Windows 7によってマイクロソフトはあなたのコンピュータの法的支配を確立し、その権力をもってコンピュータユーザーを利用しています。


"あなたのコンピュータとネットワークのセキュリティは2つの事にかかっています:自分のコンピュータとネットワークを保護する為に何をしているか、そして他人が彼らのコンピュータとネットワークを保護する為に何をしているか。 あなたが保護されたネットワークを維持するだけでは充分ではありません。もし他の人が保護対策を維持しない場合、我々はみな攻撃され易くなってしまいます。保護されていないコンピュータが多数インターネットに接続されていると、ワームはもっと素早く、もっと大規模に広がり、分散型サービス拒否攻撃がより簡単に世に送り出され、スパマーがメールを送信する為のプラットホームが更に多くなってしまいます。インターネット上における平均的なコンピュータが保護されていなければいないほど、あなたのコンピュータは安全でなくなります。"

-- Bruce Schneier

But how do you know your computer is secure? If you're using proprietary software, you don't! With free software, even if you don't have the skills to evaluate the software, you can be certain that someone else can.

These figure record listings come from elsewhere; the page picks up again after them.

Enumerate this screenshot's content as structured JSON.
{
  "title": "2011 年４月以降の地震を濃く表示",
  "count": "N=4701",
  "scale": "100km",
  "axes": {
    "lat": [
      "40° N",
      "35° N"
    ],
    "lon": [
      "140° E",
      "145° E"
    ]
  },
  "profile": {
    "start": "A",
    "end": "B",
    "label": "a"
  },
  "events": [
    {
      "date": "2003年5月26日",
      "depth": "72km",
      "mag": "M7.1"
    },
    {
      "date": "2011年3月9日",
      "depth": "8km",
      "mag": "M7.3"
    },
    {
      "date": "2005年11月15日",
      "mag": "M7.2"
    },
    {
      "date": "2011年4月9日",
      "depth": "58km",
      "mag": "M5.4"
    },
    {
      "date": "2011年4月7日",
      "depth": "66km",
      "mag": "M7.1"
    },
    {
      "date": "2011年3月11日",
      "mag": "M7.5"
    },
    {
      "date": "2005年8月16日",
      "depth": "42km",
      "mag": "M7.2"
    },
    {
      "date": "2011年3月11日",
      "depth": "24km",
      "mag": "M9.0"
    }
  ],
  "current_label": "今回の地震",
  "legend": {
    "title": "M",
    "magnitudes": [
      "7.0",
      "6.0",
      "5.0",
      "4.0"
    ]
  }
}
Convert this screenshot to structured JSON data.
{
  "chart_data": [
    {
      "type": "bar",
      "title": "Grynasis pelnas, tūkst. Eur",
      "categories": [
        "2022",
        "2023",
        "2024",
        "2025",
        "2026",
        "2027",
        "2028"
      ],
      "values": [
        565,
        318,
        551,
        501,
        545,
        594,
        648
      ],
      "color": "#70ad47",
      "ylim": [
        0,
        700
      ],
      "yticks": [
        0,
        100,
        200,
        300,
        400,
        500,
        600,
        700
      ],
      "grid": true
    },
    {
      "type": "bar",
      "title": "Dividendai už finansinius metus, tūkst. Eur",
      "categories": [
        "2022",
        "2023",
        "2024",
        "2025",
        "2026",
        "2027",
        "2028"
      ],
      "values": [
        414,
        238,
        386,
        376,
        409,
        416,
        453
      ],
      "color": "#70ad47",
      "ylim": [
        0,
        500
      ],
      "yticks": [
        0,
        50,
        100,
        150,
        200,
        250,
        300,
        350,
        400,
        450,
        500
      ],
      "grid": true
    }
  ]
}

Windows has a long history of security vulnerabilities, enabling the spread of viruses and allowing remote users to take over people's computers for use in spam-sending botnets. Because the software is secret, all users are dependent on Microsoft to fix these problems -- but Microsoft has its own security interests at heart, not those of its users.

In 2005, a vulnerability was discovered that affects all versions of Windows from Windows 3.0, released in 1990 until Windows Server 2003 R2 from December 2005, with XP and later versions most severely affected. The problem, which affects the Windows Metafile image format, a format commonly used for clip-art and other vector images. Files containing specially crafted 'Escape codes' allow for arbitrary user-defined function code to be run when displaying the image fails.

Security researcher, Steve Gibson, believes the flaw may be intentional, too.

The situations where such files are viewed is wide:

  • Viewing a website in Internet Explorer.
  • Previewing an image on your desktop or using Windows Explorer.
  • Previewing an infected email in Microsoft Outlook or Outlook Express.

Microsoft even introduced a new class of malware, the macro virus -- allowing seemingly innocuous spreadsheets and word processing documents to contain malicious programming code in Microsoft Office.

Part of the issue of Windows security comes from the fact that that by default, administrator accounts are used and expected by many applications -- these adminstrator accounts also allow malware to attack the operating system.

In free software this would be treated as both a technical issue and a social problem -- if software needs to do things as an administrator, it needs a good reason to do so, and if it prevents users from doing the job without risking their privacy and security, it is anti-social.